Probably the number-one health story in the United States is the HIV outbreak in Scott County. I think the reason Scott County hit such a national chord is because people think the same thing has already happened in other areas; this is just the first one, thanks to testing, that we know about.
Diseases like MRSA and Ebola make the headlines constantly. Should the average person be concerned?
A lot of things that keep coming up, such as bird flu, have never affected large numbers in the U.S. But you couldn’t tell from the media coverage. Recently, a giant poll of the public revealed that Ebola was the number-three health concern. Well, there have been four cases in the United States. Highly antibiotic-resistant organisms like CRE have become a bigger problem, but it’s primarily in a subset of patients who have been in nursing homes. It’s not a common thing we see in a normal, healthy population.
Are we making progress against infectious diseases?
There’s a lot of good news. Hepatitis C is one of the amazing success stories. This is one of the few chronic viral infections that we can now cure. The old treatments were lengthy, toxic, and didn’t work well. The current treatments for most hep C cases are eight-week courses of a single pill with no side effects and cure rates of 95 percent. Also, HIV drugs are allowing people who use them to basically live a normal life expectancy. Finally, new tests are making it possible to diagnose infections far more quickly.
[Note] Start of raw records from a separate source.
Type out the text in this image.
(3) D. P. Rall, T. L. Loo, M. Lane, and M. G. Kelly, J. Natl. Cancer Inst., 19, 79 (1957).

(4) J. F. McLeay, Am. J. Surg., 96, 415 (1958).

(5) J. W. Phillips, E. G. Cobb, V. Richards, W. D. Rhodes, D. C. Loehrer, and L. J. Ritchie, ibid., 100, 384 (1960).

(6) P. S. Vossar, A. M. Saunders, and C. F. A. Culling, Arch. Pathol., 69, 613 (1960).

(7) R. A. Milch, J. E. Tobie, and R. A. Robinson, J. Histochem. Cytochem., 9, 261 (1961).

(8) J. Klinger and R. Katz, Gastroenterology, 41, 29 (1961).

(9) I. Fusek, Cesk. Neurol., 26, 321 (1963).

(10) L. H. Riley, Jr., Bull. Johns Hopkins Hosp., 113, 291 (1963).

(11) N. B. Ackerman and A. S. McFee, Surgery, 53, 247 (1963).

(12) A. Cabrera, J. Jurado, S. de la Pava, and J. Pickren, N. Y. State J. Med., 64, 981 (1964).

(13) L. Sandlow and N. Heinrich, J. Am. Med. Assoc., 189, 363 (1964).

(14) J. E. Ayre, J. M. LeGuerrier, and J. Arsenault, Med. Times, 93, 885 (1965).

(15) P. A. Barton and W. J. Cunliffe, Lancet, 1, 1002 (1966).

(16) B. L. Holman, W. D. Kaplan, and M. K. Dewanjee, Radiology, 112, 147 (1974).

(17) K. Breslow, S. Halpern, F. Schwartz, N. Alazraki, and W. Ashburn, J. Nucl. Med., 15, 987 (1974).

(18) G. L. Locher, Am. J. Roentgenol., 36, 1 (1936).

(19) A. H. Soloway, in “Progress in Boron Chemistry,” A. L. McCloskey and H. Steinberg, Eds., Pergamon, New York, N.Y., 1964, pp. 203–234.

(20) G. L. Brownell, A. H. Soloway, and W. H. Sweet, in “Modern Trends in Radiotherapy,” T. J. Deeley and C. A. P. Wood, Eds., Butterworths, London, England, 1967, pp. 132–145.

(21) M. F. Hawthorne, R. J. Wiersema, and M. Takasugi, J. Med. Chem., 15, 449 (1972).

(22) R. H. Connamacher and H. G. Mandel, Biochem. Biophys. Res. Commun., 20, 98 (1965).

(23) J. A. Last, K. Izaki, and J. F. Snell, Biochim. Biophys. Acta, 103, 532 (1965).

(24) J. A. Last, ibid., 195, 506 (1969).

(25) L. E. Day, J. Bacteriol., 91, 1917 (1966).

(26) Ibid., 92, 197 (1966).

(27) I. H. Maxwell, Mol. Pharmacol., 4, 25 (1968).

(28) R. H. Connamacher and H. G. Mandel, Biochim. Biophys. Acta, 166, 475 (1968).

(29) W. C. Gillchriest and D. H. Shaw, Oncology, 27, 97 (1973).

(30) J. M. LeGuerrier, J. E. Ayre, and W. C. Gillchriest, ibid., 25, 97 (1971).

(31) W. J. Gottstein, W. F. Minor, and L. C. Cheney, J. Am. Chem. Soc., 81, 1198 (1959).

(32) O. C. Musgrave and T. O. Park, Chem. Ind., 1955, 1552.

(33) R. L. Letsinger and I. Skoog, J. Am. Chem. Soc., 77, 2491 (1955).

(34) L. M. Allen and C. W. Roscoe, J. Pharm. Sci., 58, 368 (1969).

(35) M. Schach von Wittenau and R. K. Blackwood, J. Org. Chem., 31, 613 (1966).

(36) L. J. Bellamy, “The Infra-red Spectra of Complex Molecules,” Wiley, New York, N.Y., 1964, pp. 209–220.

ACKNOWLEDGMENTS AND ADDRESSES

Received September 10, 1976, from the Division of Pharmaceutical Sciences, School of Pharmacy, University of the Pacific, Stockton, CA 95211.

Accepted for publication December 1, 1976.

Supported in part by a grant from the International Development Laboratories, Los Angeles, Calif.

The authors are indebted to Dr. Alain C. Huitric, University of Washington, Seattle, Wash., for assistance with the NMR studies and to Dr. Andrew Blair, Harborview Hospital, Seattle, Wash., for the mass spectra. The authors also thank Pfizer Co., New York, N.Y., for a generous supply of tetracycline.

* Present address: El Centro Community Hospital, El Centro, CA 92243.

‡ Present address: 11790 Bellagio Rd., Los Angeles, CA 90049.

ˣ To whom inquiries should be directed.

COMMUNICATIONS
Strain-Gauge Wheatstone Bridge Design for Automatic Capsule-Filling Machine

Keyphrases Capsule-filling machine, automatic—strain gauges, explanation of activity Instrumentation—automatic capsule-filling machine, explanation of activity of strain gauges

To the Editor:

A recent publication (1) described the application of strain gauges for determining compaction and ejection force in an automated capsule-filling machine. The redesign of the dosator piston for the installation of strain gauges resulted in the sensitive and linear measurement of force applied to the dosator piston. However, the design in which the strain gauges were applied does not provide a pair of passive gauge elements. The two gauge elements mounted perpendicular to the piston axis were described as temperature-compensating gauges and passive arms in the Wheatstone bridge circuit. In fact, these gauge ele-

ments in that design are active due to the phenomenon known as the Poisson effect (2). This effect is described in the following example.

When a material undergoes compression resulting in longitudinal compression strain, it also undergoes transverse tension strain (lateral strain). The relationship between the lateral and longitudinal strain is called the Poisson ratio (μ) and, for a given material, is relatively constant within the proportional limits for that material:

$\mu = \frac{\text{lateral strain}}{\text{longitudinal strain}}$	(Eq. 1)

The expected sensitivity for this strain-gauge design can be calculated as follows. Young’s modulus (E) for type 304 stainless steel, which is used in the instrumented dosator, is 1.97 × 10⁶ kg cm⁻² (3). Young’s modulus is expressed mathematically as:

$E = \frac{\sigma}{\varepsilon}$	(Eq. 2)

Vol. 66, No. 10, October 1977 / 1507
Could we ever conquer infectious disease?
Individual diseases? Yes. Are we going to conquer bacteria? Absolutely not. Infectious disease responds to environmental and societal changes. With global warming, we’re seeing things in the United States that we never used to have, like dengue fever. And as the heroin epidemic continues to unfold in the Midwest, we’re seeing new infectious disease complications. The war goes on.